I just hooked up my oldest son with some lightweight bibs, camo T-shirt, and camo hat. Okay...I threw in an extra hat for me.


----------



## melvvin (Nov 21, 2007)

Thanks for the tip didnt buy clothes but I am getting back into diver hunting. That means lots more decoys and I needed bags for em they were better than half off.


----------



## pintail charlie (Nov 26, 2007)

just ducky said:


> Nice cow dekes...where'd ya pick them up at? :evilsmile Need some for North Dakota.

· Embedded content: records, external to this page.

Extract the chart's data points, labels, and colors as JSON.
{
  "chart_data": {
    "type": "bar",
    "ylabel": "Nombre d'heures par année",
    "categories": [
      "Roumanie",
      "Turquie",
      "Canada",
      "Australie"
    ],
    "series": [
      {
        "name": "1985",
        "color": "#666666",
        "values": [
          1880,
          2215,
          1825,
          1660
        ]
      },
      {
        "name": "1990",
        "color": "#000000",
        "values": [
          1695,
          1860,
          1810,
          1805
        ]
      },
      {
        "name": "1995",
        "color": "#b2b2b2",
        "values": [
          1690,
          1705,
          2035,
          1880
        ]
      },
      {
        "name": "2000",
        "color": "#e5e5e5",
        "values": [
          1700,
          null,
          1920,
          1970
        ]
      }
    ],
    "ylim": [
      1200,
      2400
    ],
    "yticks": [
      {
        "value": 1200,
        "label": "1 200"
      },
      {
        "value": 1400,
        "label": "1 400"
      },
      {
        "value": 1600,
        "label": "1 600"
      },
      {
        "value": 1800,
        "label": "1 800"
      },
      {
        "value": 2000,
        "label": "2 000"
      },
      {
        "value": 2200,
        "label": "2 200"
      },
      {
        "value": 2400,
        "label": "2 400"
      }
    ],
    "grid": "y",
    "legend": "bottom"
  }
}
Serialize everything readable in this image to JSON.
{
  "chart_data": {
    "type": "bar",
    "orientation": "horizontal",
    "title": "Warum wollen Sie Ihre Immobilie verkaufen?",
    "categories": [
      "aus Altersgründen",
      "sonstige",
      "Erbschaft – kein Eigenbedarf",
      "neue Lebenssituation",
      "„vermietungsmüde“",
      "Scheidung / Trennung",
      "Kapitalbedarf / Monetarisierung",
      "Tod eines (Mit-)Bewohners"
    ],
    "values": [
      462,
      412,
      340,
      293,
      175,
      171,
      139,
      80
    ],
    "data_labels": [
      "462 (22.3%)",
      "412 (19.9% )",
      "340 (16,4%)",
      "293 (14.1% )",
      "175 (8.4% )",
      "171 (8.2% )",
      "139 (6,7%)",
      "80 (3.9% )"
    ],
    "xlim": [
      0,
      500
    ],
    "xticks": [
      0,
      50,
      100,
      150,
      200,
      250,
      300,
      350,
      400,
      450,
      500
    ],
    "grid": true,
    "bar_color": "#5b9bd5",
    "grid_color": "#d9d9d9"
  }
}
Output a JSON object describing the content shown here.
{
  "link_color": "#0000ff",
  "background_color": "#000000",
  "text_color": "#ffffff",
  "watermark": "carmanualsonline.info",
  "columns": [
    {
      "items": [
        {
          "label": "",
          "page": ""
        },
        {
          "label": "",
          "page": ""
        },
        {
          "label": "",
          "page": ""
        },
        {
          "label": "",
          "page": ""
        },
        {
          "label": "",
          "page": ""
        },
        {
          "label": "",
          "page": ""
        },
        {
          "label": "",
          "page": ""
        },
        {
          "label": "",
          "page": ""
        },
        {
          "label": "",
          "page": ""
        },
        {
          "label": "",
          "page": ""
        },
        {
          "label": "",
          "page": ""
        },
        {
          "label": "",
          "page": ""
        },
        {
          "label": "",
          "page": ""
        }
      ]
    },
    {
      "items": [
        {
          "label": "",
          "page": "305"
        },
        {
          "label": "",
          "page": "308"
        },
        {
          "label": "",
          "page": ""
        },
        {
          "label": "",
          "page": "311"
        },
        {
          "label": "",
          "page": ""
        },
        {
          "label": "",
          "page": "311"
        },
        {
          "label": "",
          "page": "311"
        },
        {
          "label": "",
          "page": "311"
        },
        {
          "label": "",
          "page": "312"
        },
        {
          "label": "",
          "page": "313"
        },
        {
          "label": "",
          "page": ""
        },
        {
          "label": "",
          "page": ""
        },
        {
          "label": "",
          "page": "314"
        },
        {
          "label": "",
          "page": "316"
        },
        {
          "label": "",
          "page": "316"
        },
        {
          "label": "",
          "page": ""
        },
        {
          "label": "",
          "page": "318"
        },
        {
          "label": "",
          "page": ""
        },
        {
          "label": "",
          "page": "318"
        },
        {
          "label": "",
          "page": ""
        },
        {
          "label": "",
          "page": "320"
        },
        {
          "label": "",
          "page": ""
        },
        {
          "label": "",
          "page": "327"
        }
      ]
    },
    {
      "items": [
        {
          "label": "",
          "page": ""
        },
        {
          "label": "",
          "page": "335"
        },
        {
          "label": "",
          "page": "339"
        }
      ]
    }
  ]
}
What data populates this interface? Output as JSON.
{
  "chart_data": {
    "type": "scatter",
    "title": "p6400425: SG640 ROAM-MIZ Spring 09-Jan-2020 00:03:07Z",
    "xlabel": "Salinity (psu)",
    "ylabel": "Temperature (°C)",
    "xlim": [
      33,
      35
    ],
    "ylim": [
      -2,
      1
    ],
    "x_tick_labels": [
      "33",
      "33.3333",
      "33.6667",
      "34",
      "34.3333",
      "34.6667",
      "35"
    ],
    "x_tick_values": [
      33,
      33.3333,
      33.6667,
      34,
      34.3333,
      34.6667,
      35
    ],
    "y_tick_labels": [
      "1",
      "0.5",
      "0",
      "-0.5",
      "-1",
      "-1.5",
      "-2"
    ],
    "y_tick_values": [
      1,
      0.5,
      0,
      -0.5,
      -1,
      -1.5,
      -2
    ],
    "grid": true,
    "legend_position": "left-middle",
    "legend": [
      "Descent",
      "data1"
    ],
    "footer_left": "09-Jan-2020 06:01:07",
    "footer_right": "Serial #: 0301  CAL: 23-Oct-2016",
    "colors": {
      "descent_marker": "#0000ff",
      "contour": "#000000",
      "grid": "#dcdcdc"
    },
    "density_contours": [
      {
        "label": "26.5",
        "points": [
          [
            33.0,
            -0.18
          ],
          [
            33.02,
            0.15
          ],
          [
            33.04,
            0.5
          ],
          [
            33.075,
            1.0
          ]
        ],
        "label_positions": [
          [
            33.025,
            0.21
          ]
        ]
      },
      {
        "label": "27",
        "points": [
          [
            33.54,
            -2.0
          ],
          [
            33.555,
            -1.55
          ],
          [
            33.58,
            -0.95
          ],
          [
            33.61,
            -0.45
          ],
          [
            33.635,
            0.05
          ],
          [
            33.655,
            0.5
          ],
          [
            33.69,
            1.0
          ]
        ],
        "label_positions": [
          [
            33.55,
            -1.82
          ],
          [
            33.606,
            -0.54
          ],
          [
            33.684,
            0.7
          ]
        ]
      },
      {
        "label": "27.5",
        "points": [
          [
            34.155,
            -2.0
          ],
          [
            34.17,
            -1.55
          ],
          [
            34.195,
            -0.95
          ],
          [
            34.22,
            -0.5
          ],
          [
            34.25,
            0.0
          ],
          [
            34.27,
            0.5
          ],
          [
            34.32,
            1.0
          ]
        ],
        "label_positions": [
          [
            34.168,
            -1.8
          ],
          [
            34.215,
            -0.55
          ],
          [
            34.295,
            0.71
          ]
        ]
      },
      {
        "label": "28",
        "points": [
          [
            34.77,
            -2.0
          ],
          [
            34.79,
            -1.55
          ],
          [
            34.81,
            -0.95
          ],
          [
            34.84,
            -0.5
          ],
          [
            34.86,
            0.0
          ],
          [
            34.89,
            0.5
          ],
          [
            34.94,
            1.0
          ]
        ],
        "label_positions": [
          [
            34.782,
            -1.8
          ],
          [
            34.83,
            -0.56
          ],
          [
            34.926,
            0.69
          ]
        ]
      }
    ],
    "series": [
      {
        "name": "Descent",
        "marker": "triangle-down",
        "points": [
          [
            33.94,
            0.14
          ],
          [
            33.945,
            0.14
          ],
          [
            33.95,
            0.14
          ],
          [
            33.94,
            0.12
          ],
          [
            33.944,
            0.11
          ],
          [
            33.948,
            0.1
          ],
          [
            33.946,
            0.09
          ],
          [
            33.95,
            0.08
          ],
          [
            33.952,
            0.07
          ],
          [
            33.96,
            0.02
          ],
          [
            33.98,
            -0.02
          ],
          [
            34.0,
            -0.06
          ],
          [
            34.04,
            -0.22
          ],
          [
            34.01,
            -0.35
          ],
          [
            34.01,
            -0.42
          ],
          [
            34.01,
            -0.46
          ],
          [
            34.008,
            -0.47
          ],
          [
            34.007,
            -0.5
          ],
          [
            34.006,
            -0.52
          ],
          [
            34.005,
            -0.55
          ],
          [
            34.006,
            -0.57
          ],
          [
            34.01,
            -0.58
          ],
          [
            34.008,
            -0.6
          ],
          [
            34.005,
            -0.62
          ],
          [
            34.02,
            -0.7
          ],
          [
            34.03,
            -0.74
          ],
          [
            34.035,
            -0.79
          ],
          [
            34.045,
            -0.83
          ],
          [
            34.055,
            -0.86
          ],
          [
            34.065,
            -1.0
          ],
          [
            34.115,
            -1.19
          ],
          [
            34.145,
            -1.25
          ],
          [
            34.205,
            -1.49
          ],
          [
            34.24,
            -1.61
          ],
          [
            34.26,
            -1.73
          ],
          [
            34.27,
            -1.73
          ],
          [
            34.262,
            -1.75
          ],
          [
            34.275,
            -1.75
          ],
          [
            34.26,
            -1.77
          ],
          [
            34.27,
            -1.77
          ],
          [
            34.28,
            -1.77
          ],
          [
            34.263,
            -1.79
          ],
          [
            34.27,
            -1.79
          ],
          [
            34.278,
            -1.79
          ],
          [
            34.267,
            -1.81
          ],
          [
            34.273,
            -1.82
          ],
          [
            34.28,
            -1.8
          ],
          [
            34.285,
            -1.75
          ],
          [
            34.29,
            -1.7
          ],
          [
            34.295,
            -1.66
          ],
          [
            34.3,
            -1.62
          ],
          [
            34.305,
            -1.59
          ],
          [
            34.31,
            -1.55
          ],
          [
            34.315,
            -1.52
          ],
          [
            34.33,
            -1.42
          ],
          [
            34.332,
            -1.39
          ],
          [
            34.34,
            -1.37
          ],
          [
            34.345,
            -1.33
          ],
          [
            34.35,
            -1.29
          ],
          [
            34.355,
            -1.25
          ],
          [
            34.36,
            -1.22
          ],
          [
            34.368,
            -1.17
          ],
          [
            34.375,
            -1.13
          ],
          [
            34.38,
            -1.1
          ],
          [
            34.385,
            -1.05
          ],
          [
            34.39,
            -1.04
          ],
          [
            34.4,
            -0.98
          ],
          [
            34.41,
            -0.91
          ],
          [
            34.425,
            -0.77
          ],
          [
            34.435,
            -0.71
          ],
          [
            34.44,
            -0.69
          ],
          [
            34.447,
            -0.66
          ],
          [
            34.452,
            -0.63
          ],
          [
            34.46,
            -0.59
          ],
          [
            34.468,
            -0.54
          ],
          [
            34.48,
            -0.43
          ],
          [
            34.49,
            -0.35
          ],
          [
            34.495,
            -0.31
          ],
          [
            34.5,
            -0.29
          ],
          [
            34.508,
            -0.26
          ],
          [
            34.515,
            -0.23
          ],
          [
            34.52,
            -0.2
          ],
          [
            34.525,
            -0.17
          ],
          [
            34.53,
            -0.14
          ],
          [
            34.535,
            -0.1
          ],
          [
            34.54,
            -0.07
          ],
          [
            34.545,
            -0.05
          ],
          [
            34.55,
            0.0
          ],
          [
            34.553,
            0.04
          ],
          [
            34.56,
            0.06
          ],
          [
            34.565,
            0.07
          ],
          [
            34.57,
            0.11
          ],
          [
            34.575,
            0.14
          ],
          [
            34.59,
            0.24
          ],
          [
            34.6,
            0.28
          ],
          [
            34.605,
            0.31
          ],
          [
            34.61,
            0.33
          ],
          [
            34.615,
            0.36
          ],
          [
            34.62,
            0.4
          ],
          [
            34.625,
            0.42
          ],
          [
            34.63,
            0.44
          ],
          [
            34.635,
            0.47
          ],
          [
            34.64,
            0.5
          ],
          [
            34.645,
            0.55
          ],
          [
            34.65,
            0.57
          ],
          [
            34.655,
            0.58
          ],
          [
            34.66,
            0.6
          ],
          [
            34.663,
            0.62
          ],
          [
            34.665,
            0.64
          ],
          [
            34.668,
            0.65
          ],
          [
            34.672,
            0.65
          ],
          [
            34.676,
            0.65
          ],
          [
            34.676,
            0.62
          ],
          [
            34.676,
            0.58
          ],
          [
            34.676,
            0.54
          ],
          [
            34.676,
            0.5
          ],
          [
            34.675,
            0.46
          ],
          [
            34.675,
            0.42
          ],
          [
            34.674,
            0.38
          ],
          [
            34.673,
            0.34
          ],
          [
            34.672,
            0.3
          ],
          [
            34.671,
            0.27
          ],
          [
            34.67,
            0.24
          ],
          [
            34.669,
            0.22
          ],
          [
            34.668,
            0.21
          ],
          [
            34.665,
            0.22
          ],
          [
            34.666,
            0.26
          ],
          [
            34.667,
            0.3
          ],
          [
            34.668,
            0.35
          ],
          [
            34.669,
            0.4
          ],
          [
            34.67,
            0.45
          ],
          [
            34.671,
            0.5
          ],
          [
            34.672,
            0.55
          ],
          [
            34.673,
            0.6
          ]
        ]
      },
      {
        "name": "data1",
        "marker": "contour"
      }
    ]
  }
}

 Just look at how those cows are lookin at my little buddy. Its like a country version Bourban street.


----------



## Mike L (Sep 8, 2003)

Kevlar said:


> Here he is in action.



Looks like he's getting a real good hold. Like those cowboys when they wrap the leather strap around there wrist so they won't fall off. Yep ! Getting ready to ride for sure........:yikes: lmao ....Again ! Man I could help it Sean....


----------



## sean (May 7, 2002)

Mike L said:


> Looks like he's getting a real good hold. Like those cowboys when they wrap the leather strap around there wrist so they won't fall off. Yep ! Getting ready to ride for sure........:yikes: lmao ....Again ! Man I could help it Sean....


I think we get the picture Mike. I ever telll you my brothers a dirty $%^&@!


----------